Maintaining 2 buffers to keep the positives separated from the negatives sounds like a pain and inefficient.
You could instead have a single buffer with all the values, and use std::accumulate to count up the positives and negatives. If you start with a collection of all the tuples (each of which has an age and a value), you could begin by sorting the collection according to age, finding the last element that is <= 1 ms old, and then using accumulate from begin() to that point. Here's some code that demonstrates that last bit:
#include <algorithm>
#include <numeric>
#include <iterator>
#include <vector>
#include <string>
#include <ctime>
using namespace std;
struct Counter
{
Counter(unsigned pos=0, unsigned neg=0) : pos_(pos), neg_(neg) {};
unsigned pos_, neg_;
Counter& operator+(int n)
{
if( n < 0 )
++neg_;
else if( n > 0 )
++pos_;
return * this;
}
};
int main()
{
srand((unsigned)time(0));
vector<int> vals;
generate_n(back_inserter(vals), 1000, []()
{
return (rand() / (RAND_MAX/40)) - 20;
});
Counter cnt = accumulate(vals.begin(), vals.end(), Counter());
}
If sorting the collection by age and then searching the sorted results for the last eligible entry sounds too ineficient, you could use for_each_if instead of accumulate and simply iterate over the whole collection once. for_each_if isn't part of the Standard Library, but it's easy enough to write. If you don't want to muck about with writing your own for_each_if that's fine, too.

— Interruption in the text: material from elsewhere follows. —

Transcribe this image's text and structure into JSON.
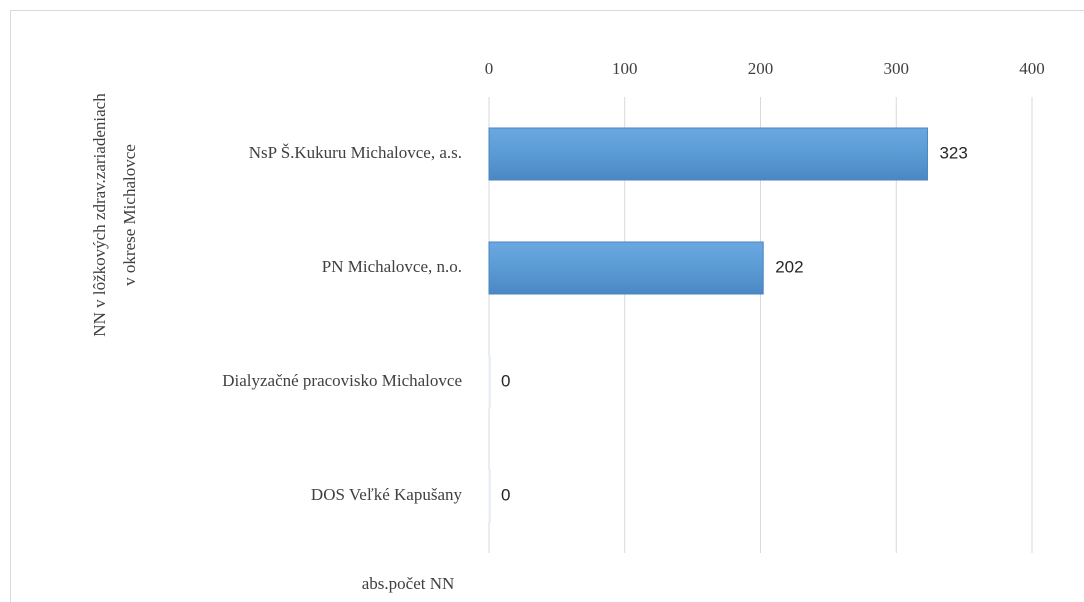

You could simply tweak the accumulator a bit so that it doesn't accumulate elements which are too old:
#include <algorithm>
#include <numeric>
#include <iterator>
#include <vector>
#include <string>
#include <ctime>
using namespace std;
struct Tuple
{
int val_;
unsigned age_;
};
struct Counter
{
Counter(unsigned pos=0, unsigned neg=0) : pos_(pos), neg_(neg) {};
unsigned pos_, neg_;
Counter& operator+(const Tuple& tuple)
{
if( tuple.age_ > 1 )
return * this;
if( tuple.val_ < 0 )
++neg_;
else if( tuple.val_ > 0 )
++pos_;
return * this;
}
};
int main()
{
srand((unsigned)time(0));
vector<Tuple> tuples;
generate_n(back_inserter(tuples), 1000, []() -> Tuple
{
Tuple retval;
retval.val_ = (rand() / (RAND_MAX/40)) - 20;
retval.age_ = (rand() / (RAND_MAX/5));
return retval;
});
Counter cnt = accumulate(tuples.begin(), tuples.end(), Counter());
}
I would store the values in a min-heap keyed by timestamp - so the youngest values are at the top of the heap. The integer value is auxiliary data at each node. You could then implement the counting with a recursive function that traverses the heap. You'd pass the running total of negative and positive back up the recursive call.
It would look something like this, in Python-like pseudocode with types:
def young_pos_and_neg(Time currtime, HeapNode p):
if (p is not None and currtime - p.time < 1):
posleft, negleft = young_pos_and_neg(p.leftChild())
posright, negright = young_pos_and_neg(p.rightChild())
totpos = posleft + posright
totneg = negleft + negright
if (p.intValue < 0):
return totpos, totneg + 1
else:
return totpos + 1, totneg
else:
return 0, 0
If you call this on the heap root before inserting the new value - but with the new value's timestamp as the currtime argument - you will get a count of each. It may not be the fastest possible way, but it's pretty simple and elegant. In C++ you could replace the tuple return value with a struct.